De Naomi Kawase (Japon), avec : Makiko Watanabe, Hideo Sakaki, Jun Murakami - 1h50 - Sortie : 1er octobre 2014

Synopsis : Fascinée par l’écosystème unique de l’île Amami Oshima, île subtropicale du Japon entourée d’abondants coraux d’où sa famille est originaire, Naomi Kawase explore le cycle de la vie, de la mort et de la reproduction à travers l’histoire de Ten, un garçon de quatorze ans et de son amie Kyoko.

Malick et les Dardenne rassemblés
Naomi Kawase, c'est un peu un mixage entre les frères Dardenne et Terrence Malick, par le choix de leurs sujets et leurs mises en images. Venant de la photographie et du documentaire, Naomi Kawase filme magnifiquement la nature, comme l'équivalent nippon de l'américain. Mais elle y allie à chaque fois un discours adapté à ses racines qui renvoie au duo belge. Ce n'est peut-être pas un hasard s'ils étaient projetés le même jour à Cannes.
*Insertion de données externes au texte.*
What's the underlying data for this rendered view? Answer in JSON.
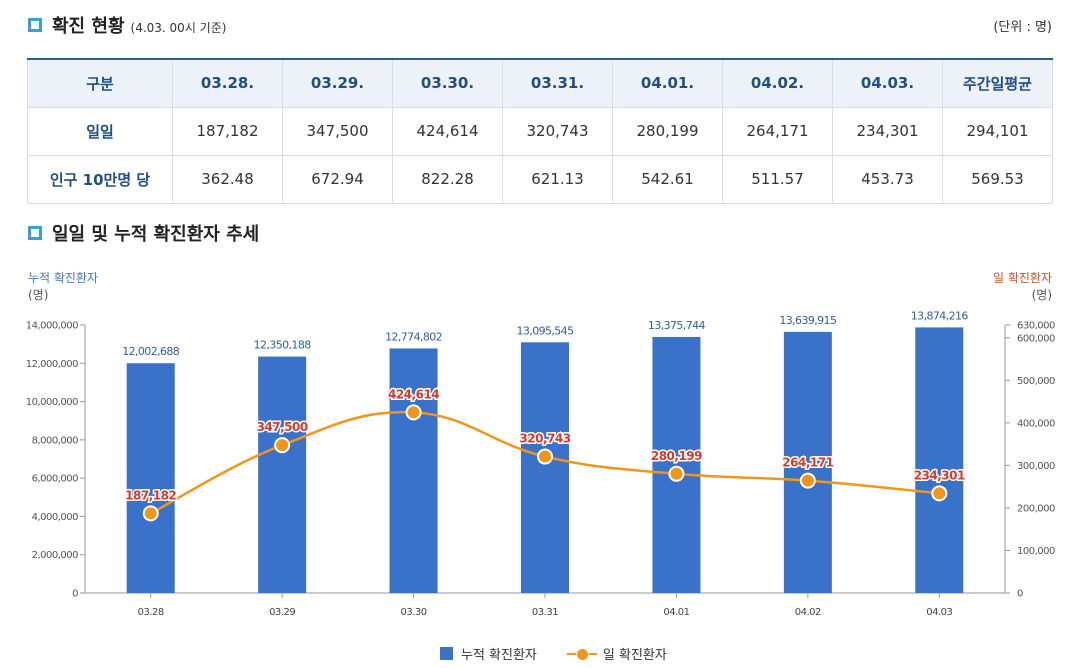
{
  "section1": {
    "title": "확진 현황",
    "sub": "(4.03. 00시 기준)",
    "unit": "(단위 : 명)"
  },
  "table": {
    "headers": [
      "구분",
      "03.28.",
      "03.29.",
      "03.30.",
      "03.31.",
      "04.01.",
      "04.02.",
      "04.03.",
      "주간일평균"
    ],
    "rows": [
      {
        "label": "일일",
        "values": [
          "187,182",
          "347,500",
          "424,614",
          "320,743",
          "280,199",
          "264,171",
          "234,301",
          "294,101"
        ]
      },
      {
        "label": "인구 10만명 당",
        "values": [
          "362.48",
          "672.94",
          "822.28",
          "621.13",
          "542.61",
          "511.57",
          "453.73",
          "569.53"
        ]
      }
    ]
  },
  "section2": {
    "title": "일일 및 누적 확진환자 추세"
  },
  "axis": {
    "left_title": "누적 확진환자",
    "left_unit": "(명)",
    "right_title": "일 확진환자",
    "right_unit": "(명)"
  },
  "legend": {
    "bar": "누적 확진환자",
    "line": "일 확진환자"
  },
  "colors": {
    "bar": "#3a72c9",
    "line": "#f0961b",
    "line_label": "#d83a2a",
    "bar_label": "#2e5f9e",
    "header_text": "#1f4e86",
    "accent_icon": "#3aa0d8"
  },
  "chart_data": {
    "type": "bar",
    "categories": [
      "03.28",
      "03.29",
      "03.30",
      "03.31",
      "04.01",
      "04.02",
      "04.03"
    ],
    "series": [
      {
        "name": "누적 확진환자",
        "type": "bar",
        "axis": "left",
        "values": [
          12002688,
          12350188,
          12774802,
          13095545,
          13375744,
          13639915,
          13874216
        ],
        "labels": [
          "12,002,688",
          "12,350,188",
          "12,774,802",
          "13,095,545",
          "13,375,744",
          "13,639,915",
          "13,874,216"
        ]
      },
      {
        "name": "일 확진환자",
        "type": "line",
        "axis": "right",
        "values": [
          187182,
          347500,
          424614,
          320743,
          280199,
          264171,
          234301
        ],
        "labels": [
          "187,182",
          "347,500",
          "424,614",
          "320,743",
          "280,199",
          "264,171",
          "234,301"
        ]
      }
    ],
    "left_axis": {
      "ylim": [
        0,
        14000000
      ],
      "ticks": [
        0,
        2000000,
        4000000,
        6000000,
        8000000,
        10000000,
        12000000,
        14000000
      ],
      "tick_labels": [
        "0",
        "2,000,000",
        "4,000,000",
        "6,000,000",
        "8,000,000",
        "10,000,000",
        "12,000,000",
        "14,000,000"
      ]
    },
    "right_axis": {
      "ylim": [
        0,
        630000
      ],
      "ticks": [
        0,
        100000,
        200000,
        300000,
        400000,
        500000,
        600000,
        630000
      ],
      "tick_labels": [
        "0",
        "100,000",
        "200,000",
        "300,000",
        "400,000",
        "500,000",
        "600,000",
        "630,000"
      ]
    },
    "legend_position": "bottom-center",
    "grid": false
  }
}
Evolution, transformation, changement, participent de la rhétorique de la discrète Naomi Kawase, réalisatrice de "Still the Water". C'est dire si l'écologie, qui officie en profondeur, participe de son propos. La construction de ses films officie comme celle d'une plante. Une graine, des feuilles, un arbre. Cette rhétorique aboutit vraiment dans "Still The Water", où tout vient de l'océan originel. L'océan entourant une île, où vient de se noyer un inconnu au centre de l'intrigue, mystérieuse, qui pourrait faire l'objet d'un thriller, détourné en récit initiatique.
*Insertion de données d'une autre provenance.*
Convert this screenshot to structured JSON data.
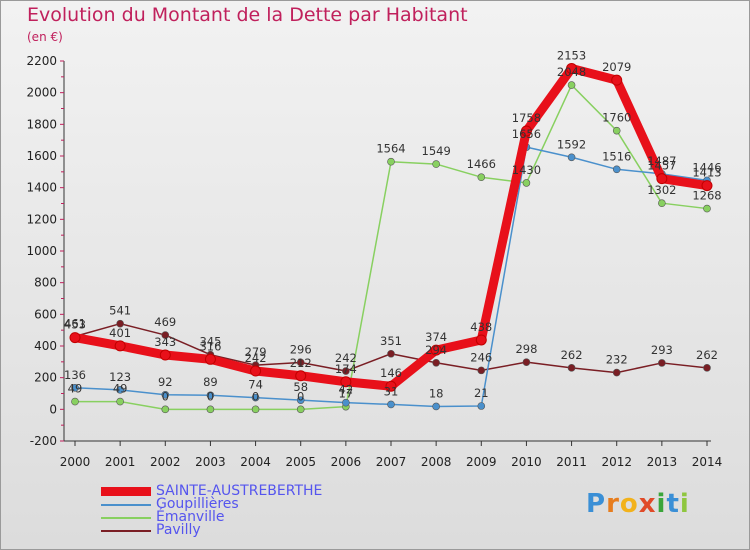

"Still the water" de Naomi Kawase
 (© « FUTATSUME NO MADO »/Japanese Film Partners/Comme des Cinémas/Arte France Cinéma)

Poétesse de l'image
Ce récit, c'est celui de deux adolescents qui apprennent l'amour, le sexe et la séparation avec les ancêtres. Racines sur lesquelles s'appuie Naomi Kawase en évoquant les rites ancestraux, avec notamment les sacrifices de deux chèvres, très explicites et dérangeants à l'image. Kaito et Kyoko vont prendre ce chemin difficile, comme un arbre s'élève des entrailles de la terre vers la lumière, le ciel. Introduit comme un polar avec la découverte d'un cadavre tatoué sur la plage par Kaito, le récit prend une toute autre direction, plus intérieure.

Une jeune fille monte debout à l'arrière d'une bicyclette conduite par son ami, cheveux au vent, devant le littoral. Magnifique image de liberté. Naomi Kawase résout une alchimie subtile, avec son art contemplatif, propre à l'Asie et au Japon en particulier. Elle participe d'un art, au croisement de l'ancestralité, de la nature et du contemporain qui élève son œuvre, de film en film, au rang de poésie filmique, en traitant de la métamorphose, paradigme de l'immortalité. Elle y parvient, mais non sans mal, avec un manque de rigueur qui la dessert, notamment au niveau du rythme, donc du montage. "Still the Water" n'en reste pas moins un beau film, radical, mais exigeant.